The antiandrogen withdrawal syndrome is a well established phenomenon in prostate cancer. It is widely accepted that a subset of patients will benefit from the withdrawal of antiandrogen or steroidal hormone from hormonal therapy, exhibiting decreasing prostate-specific antigen (PSA) values and clinical improvement. The pathophysiology of antiandrogen withdrawal syndrome is not completely understood, although androgen receptor gene mutations seem to be the likely explanation. Currently, it is not possible to identify the subset of patients whose tumours will respond to antiandrogen or steroid withdrawal. Tumours that will respond may be classified as androgen-independent and hormone-sensitive tumours as opposed to androgen-independent and hormone-insensitive tumours that do not respond. Patients who respond to antiandrogen withdrawal experience approximately 6 months with improved quality of life; however, it is unknown if this translates into prolonged survival.

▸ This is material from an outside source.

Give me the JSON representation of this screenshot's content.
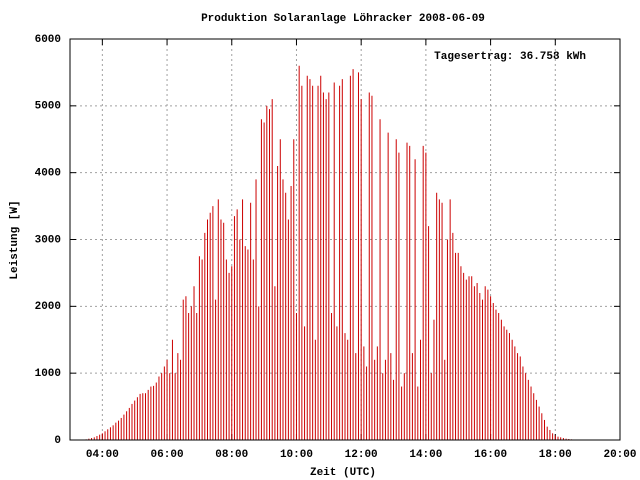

At the very least, antiandrogen withdrawal offers a therapeutic modality that is not associated with adverse effects and improves quality of life even if only for a very limited time. Recent reports suggest that adding a secondary hormonal therapy such as amino- glutethimide, ketoconazole or steroidal hormones may enhance the response rate and prolong response time to the antiandrogen withdrawal syndrome. However, unless there is proof that this secondary hormonal manipulation prolongs survival, maintenance of quality of life is mandatory because of the possible adverse effects from these potent drugs. The fact that about 30% of patients will respond to antiandrogen or steroid withdrawal in hormone refractory prostate cancer must be taken into account in clinical trials of new cytotoxic agents which have been and will be conducted. Cessation of flutamide for at least 4 weeks and, in the case of bicalutamide, even 8 weeks, is mandatory before antiandrogen withdrawal syndrome can be excluded as the cause of decreasing PSA values. The antiandrogen withdrawal syndrome offers another piece of the puzzle of prostatic carcinoma, but at the same time it demonstrates how different advanced prostate cancer cells may react to therapeutic strategies and, therefore, hormone refractory prostate cancer remains a difficult challenge which must be solved in the future.

摘要

抗雄激素撤药综合征是前列腺癌中一种已被充分证实的现象。人们普遍认为,一部分患者会从激素治疗中停用抗雄激素或甾体激素中获益,表现为前列腺特异性抗原(PSA)值下降以及临床症状改善。尽管雄激素受体基因突变似乎是可能的解释,但抗雄激素撤药综合征的病理生理学尚未完全明确。目前,尚无法确定其肿瘤会对抗雄激素或甾体激素撤药产生反应的患者亚组。会产生反应的肿瘤可被归类为雄激素非依赖性且激素敏感型肿瘤,与之相对的是无反应的雄激素非依赖性且激素不敏感型肿瘤。对抗雄激素撤药有反应的患者生活质量改善约6个月;然而,这是否能转化为生存期延长尚不清楚。至少,抗雄激素撤药提供了一种无不良反应的治疗方式,即使仅在非常有限的时间内,也能改善生活质量。最近的报告表明,添加诸如氨鲁米特、酮康唑或甾体激素等二线激素治疗可能会提高抗雄激素撤药综合征的反应率并延长反应时间。然而,除非有证据表明这种二线激素干预能延长生存期,否则由于这些强效药物可能产生的不良反应,维持生活质量是必须的。在新的细胞毒性药物的临床试验中,必须考虑到约30%的激素难治性前列腺癌患者会对抗雄激素或甾体激素撤药产生反应这一事实。在排除抗雄激素撤药综合征作为PSA值下降原因之前,必须停用氟他胺至少4周,对于比卡鲁胺则需停用8周。抗雄激素撤药综合征为前列腺癌难题增添了新的内容,但同时也表明了不同的晚期前列腺癌细胞对治疗策略的反应可能不同,因此,激素难治性前列腺癌仍然是一个未来必须解决的艰巨挑战。